We have refuted the concerns of some critics of ETFs, however, we join some of the naysayers when it comes to “Factor ETFs.” Our research suggests that Factor ETFs’ actual sources of returns often have little, if anything, to do with the factor* included in the ETF name (i.e., value, growth, or size).
* Factor as defined by a leading risk model provider
RBA’s approach to ETF management is quite different from that of most ETF managers. Our clients’ portfolios typically contain
10-20 ETFs, but internally at RBA we manage the portfolio using the underlying holdings of the ETFs, i.e., as though our portfolio had hundreds or even thousands of securities. When searching for a new ETF, RBA looks beyond basic characteristics like management fees, liquidity, etc., and searches for ETFs that best fit with the existing ETFs in the portfolio while aiming for certain overall portfolio-level exposures. Those exposure goals might relate to size, style, sector, geography, quality, yield, etc.

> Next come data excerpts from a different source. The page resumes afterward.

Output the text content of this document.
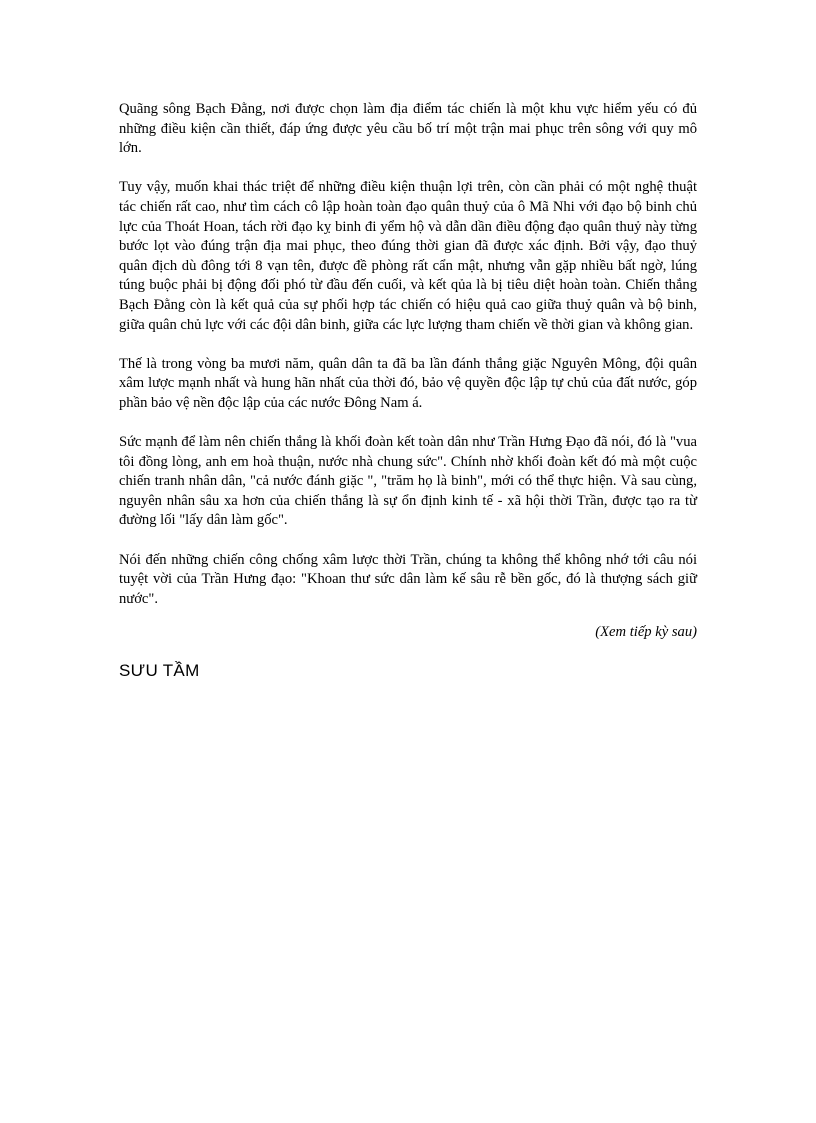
Quãng sông Bạch Đằng, nơi được chọn làm địa điểm tác chiến là một khu vực hiểm yếu có đủ những điều kiện cần thiết, đáp ứng được yêu cầu bố trí một trận mai phục trên sông với quy mô lớn.

Tuy vậy, muốn khai thác triệt để những điều kiện thuận lợi trên, còn cần phải có một nghệ thuật tác chiến rất cao, như tìm cách cô lập hoàn toàn đạo quân thuỷ của ô Mã Nhi với đạo bộ binh chủ lực của Thoát Hoan, tách rời đạo kỵ binh đi yểm hộ và dẫn dần điều động đạo quân thuỷ này từng bước lọt vào đúng trận địa mai phục, theo đúng thời gian đã được xác định. Bởi vậy, đạo thuỷ quân địch dù đông tới 8 vạn tên, được đề phòng rất cẩn mật, nhưng vẫn gặp nhiều bất ngờ, lúng túng buộc phải bị động đối phó từ đầu đến cuối, và kết qủa là bị tiêu diệt hoàn toàn. Chiến thắng Bạch Đằng còn là kết quả của sự phối hợp tác chiến có hiệu quả cao giữa thuỷ quân và bộ binh, giữa quân chủ lực với các đội dân binh, giữa các lực lượng tham chiến về thời gian và không gian.

Thế là trong vòng ba mươi năm, quân dân ta đã ba lần đánh thắng giặc Nguyên Mông, đội quân xâm lược mạnh nhất và hung hãn nhất của thời đó, bảo vệ quyền độc lập tự chủ của đất nước, góp phần bảo vệ nền độc lập của các nước Đông Nam á.

Sức mạnh để làm nên chiến thắng là khối đoàn kết toàn dân như Trần Hưng Đạo đã nói, đó là "vua tôi đồng lòng, anh em hoà thuận, nước nhà chung sức". Chính nhờ khối đoàn kết đó mà một cuộc chiến tranh nhân dân, "cả nước đánh giặc ", "trăm họ là binh", mới có thể thực hiện. Và sau cùng, nguyên nhân sâu xa hơn của chiến thắng là sự ổn định kinh tế - xã hội thời Trần, được tạo ra từ đường lối "lấy dân làm gốc".

Nói đến những chiến công chống xâm lược thời Trần, chúng ta không thể không nhớ tới câu nói tuyệt vời của Trần Hưng đạo: "Khoan thư sức dân làm kế sâu rễ bền gốc, đó là thượng sách giữ nước".

(Xem tiếp kỳ sau)

SƯU TẦM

We call this process of managing ETF portfolios via the underlying holdings “X-Raying” the ETFs, and our x-ray analyses have become increasingly important as the number of ETFs has multiplied. Because there are now so many ETFs from which to choose, our analyses have had to become more sophisticated to ensure that our clients’ portfolios are structured as closely as possible to the desired targeted exposures.
Issue #1: The Cyclicality of Factors
While at Merrill Lynch in 1991, we began publishing Quantitative Profiles. The “QP,” as it was known, was ground breaking at the time because it was the first widely published research that examined the cyclicality and efficacy of various stock selection strategies and factors. This research led to a book called “Style Investing – Unique Insights into Equity Management” (John Wiley & Sons, 1995), which was the seminal book regarding the timing of styles and factors.
Our research clearly determined that styles and factors were highly cyclical, and that one’s portfolio could have significant periods of underperformance if one naively invested in one side of a style decision (e.g., small versus large capitalization stocks).
Investors in today’s Factor ETFs must be cognizant of the potential cyclicality of factor performance, and need to fully understand how the macroeconomy can influence a particular factor’s performance and for how long.
Issue #2: Are the potential returns of Factor ETFs driven by the named factor?
One would think that a Factor ETF’s performance would be driven by the factor advertised in its name. Our proprietary research shows that most factor ETFs are hardly pure investments in the named factor. Worse yet, the specific named factor often had little influence on a Factor ETF’s sources of potential return.